El Cairo, Trípoli y Bengasi se liberaron gracias a la comunicación entre habitantes proporcionada por Facebook, Twitter y iPhone, medios no controlados por los gobiernos autoritarios que seguían confiando en su propio control de los medios tradicionales -prensa, radio, televisión- burladas las dictaduras, los Facebook y los Twitter se establecen como formas de comunicación entre individuos. Con grandes ventajas políticas, como lo demuestra Noráfrica, pero con el gran inconveniente de transmitir, también, basura.

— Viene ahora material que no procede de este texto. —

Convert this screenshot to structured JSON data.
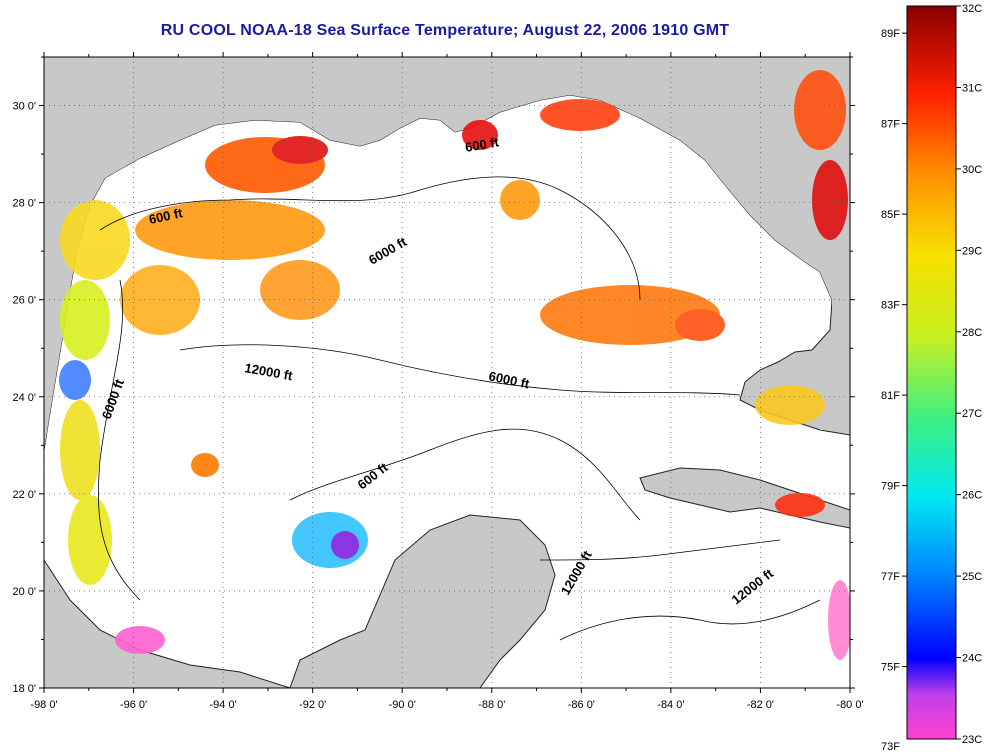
{
  "title": "RU COOL  NOAA-18  Sea Surface Temperature;  August 22, 2006 1910 GMT",
  "map": {
    "lon_ticks": [
      "-98 0'",
      "-96 0'",
      "-94 0'",
      "-92 0'",
      "-90 0'",
      "-88 0'",
      "-86 0'",
      "-84 0'",
      "-82 0'",
      "-80 0'"
    ],
    "lat_ticks": [
      "30 0'",
      "28 0'",
      "26 0'",
      "24 0'",
      "22 0'",
      "20 0'",
      "18 0'"
    ],
    "contour_labels": [
      "600 ft",
      "600 ft",
      "6000 ft",
      "12000 ft",
      "6000 ft",
      "6000 ft",
      "600 ft",
      "12000 ft",
      "12000 ft"
    ],
    "colors": {
      "land": "#c8c8c8",
      "ocean": "#ffffff",
      "grid": "#666666"
    }
  },
  "colorbar": {
    "fahrenheit_labels": [
      "89F",
      "87F",
      "85F",
      "83F",
      "81F",
      "79F",
      "77F",
      "75F",
      "73F"
    ],
    "celsius_labels": [
      "32C",
      "31C",
      "30C",
      "29C",
      "28C",
      "27C",
      "26C",
      "25C",
      "24C",
      "23C"
    ],
    "range_c": [
      23,
      32
    ]
  },
  "chart_data": {
    "type": "heatmap",
    "title": "RU COOL  NOAA-18  Sea Surface Temperature;  August 22, 2006 1910 GMT",
    "xlabel": "",
    "ylabel": "",
    "xlim": [
      -98,
      -80
    ],
    "ylim": [
      18,
      31
    ],
    "value_range_c": [
      23,
      32
    ],
    "value_range_f": [
      73,
      89.6
    ],
    "grid": true,
    "legend": "right"
  }
}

Por esto me parece más importante que nunca, como lo presupone el Premio Formentor, valorar la literatura y su desafío de descubrir otras dimensiones del habla sin prescindir del habla. Al cabo, ¿qué le da esa dimensión especial a la literatura? Dos cosas: la imaginación y la memoria. Ésta suele recordar hacia atrás. Aquélla, imaginar hacia adelante. Pero en literatura, la imaginación puede mirar hacia atrás: Don Quijote imagina el pasado caballeresco, y puede mirar hacia adelante: Kafka recuerda el porvenir totalitario. La Mancha existía antes de Don Quijote. Praga existía antes de Kafka, y Jalisco existía antes de Rulfo. Pero no serán las mismas después, de Don Quijote, El Proceso o Pedro Páramo. O sea, la literatura ha añadido algo a la realidad, algo que antes no estaba allí.
Nos consuela un mundo con una sola lectura de la realidad. ¡Qué cómodo! ¡Y qué peligroso! La literatura en cambio, es incómoda y es peligrosa, porque nos ofrece una realidad no fija sino en movimiento. Una realidad sujeta a duda. Una realidad con muchas explicaciones, no una sola. La literatura nos abre a la verdad de las ideas y de las palabras, no para imponer la verdad, sino para cuestionarla.

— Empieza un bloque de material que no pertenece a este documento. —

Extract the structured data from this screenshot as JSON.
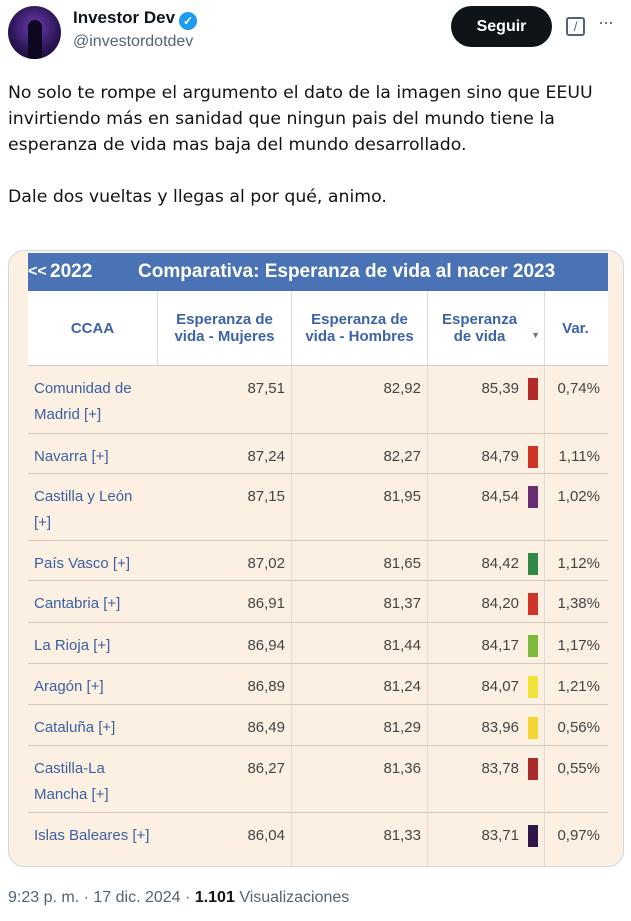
{
  "author": {
    "name": "Investor Dev",
    "handle": "@investordotdev",
    "verified": true
  },
  "actions": {
    "follow": "Seguir",
    "grok_icon": "grok-icon",
    "more_icon": "more-icon"
  },
  "tweet_text": "No solo te rompe el argumento el dato de la imagen sino que EEUU invirtiendo más en sanidad que ningun pais del mundo tiene la esperanza de vida mas baja del mundo desarrollado.\n\nDale dos vueltas y llegas al por qué, animo.",
  "table": {
    "prev": "<<",
    "year": "2022",
    "title": "Comparativa: Esperanza de vida al nacer 2023",
    "headers": [
      "CCAA",
      "Esperanza de vida - Mujeres",
      "Esperanza de vida - Hombres",
      "Esperanza de vida",
      "Var."
    ],
    "rows": [
      {
        "ccaa": "Comunidad de Madrid [+]",
        "mujeres": "87,51",
        "hombres": "82,92",
        "total": "85,39",
        "color": "#b22a2a",
        "var": "0,74%"
      },
      {
        "ccaa": "Navarra [+]",
        "mujeres": "87,24",
        "hombres": "82,27",
        "total": "84,79",
        "color": "#cf3326",
        "var": "1,11%"
      },
      {
        "ccaa": "Castilla y León [+]",
        "mujeres": "87,15",
        "hombres": "81,95",
        "total": "84,54",
        "color": "#6a2e72",
        "var": "1,02%"
      },
      {
        "ccaa": "País Vasco [+]",
        "mujeres": "87,02",
        "hombres": "81,65",
        "total": "84,42",
        "color": "#2f8a45",
        "var": "1,12%"
      },
      {
        "ccaa": "Cantabria [+]",
        "mujeres": "86,91",
        "hombres": "81,37",
        "total": "84,20",
        "color": "#d1322a",
        "var": "1,38%"
      },
      {
        "ccaa": "La Rioja [+]",
        "mujeres": "86,94",
        "hombres": "81,44",
        "total": "84,17",
        "color": "#7cba3c",
        "var": "1,17%"
      },
      {
        "ccaa": "Aragón [+]",
        "mujeres": "86,89",
        "hombres": "81,24",
        "total": "84,07",
        "color": "#f2e23a",
        "var": "1,21%"
      },
      {
        "ccaa": "Cataluña [+]",
        "mujeres": "86,49",
        "hombres": "81,29",
        "total": "83,96",
        "color": "#f3d534",
        "var": "0,56%"
      },
      {
        "ccaa": "Castilla-La Mancha [+]",
        "mujeres": "86,27",
        "hombres": "81,36",
        "total": "83,78",
        "color": "#a82a2a",
        "var": "0,55%"
      },
      {
        "ccaa": "Islas Baleares [+]",
        "mujeres": "86,04",
        "hombres": "81,33",
        "total": "83,71",
        "color": "#2e1648",
        "var": "0,97%"
      }
    ]
  },
  "footer": {
    "time": "9:23 p. m.",
    "date": "17 dic. 2024",
    "views": "1.101",
    "views_label": "Visualizaciones",
    "sep": "·"
  }
}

Se habla mucho, hoy, del fin de la historia, tesis prometida por Francis Fukuyama para justificar el status quo conservador. Sólo que la historia no terminará porque no hemos dicho nuestra última palabra. La lengua española es lengua de dos continentes y de muchas tradiciones. Ibérica, india, mestiza. Negra, mulata. Cristiana, árabe y judía. Griega y latina. Es nuestra lengua.
Se habla de choque de civilizaciones (Huntington). Yo hablo de diálogo de civilizaciones. Hoy más que nunca -para regresar al inicio de estas notas- tenemos la impresión de que pasamos de una civilización a otra. Los movimientos abarcan a África del norte, Siria y a Yemen, a la España de los indignados, a la Gran Bretaña de los descontentos de Londres, Manchester y Birmingham. Pero también a la sociedad civil emergente de China, a los descontentos de la India, a los estudiantes y obreros chilenos... La amplitud de estos movimientos sólo es comparable a los de 1968 y 1848. Nos indican que queda atrás una civilización consumada y emerge otra sin nombre aún. Emerge una civilización sin nombre, pero marcada por la continuidad de la cultura. Dante o Shakespeare son irrepetibles. En cambio, los transportes, las fábricas, la construcción, la enseñanza, la política están en transformación continua.
La literatura ha sobrevivido a la prensa de gran tiraje, al cine, a la radio, a la televisión. ¿Sobrevivirá a los medios más nuevos de la comunicación? Depende de la respuesta que demos a esta pregunta: ¿Crearemos sociedades mejores, más libres, a pesar de los obstáculos?